Chipotle Mexican Grill closed 43 restaurants in Washington and Oregon in early November 2015 in response to the initial outbreak. All these restaurants reopened in November 2015. Chipotle Mexican Grill worked in close consultation and collaboration with health officials throughout the investigation to determine whether it was appropriate to reopen these restaurants. Chipotle reports taking the following actions, among others, prior to opening:
- Confirming that all microbial testing performed by the company did not yield E. coli (more than 2,500 tests of Chipotle’s food, restaurant surfaces, and equipment all showed no E. coli)
- Confirming that no employees in these restaurants were sickened from this incident
- Expanded testing of fresh produce, raw meat, and dairy items prior to restocking restaurants
- Implementing additional safety procedures, and audits, in all of its 2,000 restaurants to ensure that robust food safety standards are in place
- Working closely with federal, state, and local government agencies to ensure that robust food safety standards are in place
- Replacing all ingredients in the closed restaurants
- Conducted additional deep cleaning and sanitization in all of its closed restaurants (will conduct deep cleaning and sanitization additionally in all restaurants nationwide)

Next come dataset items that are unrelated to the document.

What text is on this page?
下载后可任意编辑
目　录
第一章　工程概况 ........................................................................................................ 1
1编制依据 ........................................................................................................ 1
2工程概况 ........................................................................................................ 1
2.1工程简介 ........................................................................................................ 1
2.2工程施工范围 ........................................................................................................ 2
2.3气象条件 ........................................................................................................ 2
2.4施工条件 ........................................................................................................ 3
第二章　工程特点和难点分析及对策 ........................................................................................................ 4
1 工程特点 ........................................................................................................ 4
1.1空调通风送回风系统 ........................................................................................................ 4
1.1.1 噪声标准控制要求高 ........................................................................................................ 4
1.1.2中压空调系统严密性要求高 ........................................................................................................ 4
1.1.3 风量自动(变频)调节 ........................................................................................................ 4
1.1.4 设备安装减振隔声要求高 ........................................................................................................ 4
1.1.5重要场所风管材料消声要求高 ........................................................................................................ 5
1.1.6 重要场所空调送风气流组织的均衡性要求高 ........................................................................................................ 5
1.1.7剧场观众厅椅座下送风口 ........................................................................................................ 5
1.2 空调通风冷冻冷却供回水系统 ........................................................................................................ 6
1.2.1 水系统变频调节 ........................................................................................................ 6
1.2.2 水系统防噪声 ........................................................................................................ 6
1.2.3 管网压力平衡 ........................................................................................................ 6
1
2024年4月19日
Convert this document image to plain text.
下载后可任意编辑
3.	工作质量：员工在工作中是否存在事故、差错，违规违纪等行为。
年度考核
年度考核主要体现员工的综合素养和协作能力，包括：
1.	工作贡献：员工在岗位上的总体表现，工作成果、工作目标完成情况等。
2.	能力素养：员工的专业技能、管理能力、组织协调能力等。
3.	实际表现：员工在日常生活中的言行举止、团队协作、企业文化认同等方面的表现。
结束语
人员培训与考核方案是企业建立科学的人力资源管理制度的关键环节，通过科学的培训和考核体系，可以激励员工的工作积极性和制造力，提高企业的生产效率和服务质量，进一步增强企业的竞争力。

The FDA conducted tracebacks of multiple widely-distributed ingredients. Traceback can be difficult with Mexican-style foods given they are often complex dishes containing multiple ingredients. No product of interest was identified. Even without a definitive item to follow, the FDA traced back to their origins some widely distributed ingredients in an effort to identify a source for the outbreak. Unfortunately, the distribution path did not lead to an ingredient of interest.
The FDA also conducted investigations of some suppliers, but did not find any evidence that those suppliers were the source of the outbreak. Ultimately, no food item has been identified as causing the outbreak, and by the same token, no food has been ruled out as a cause.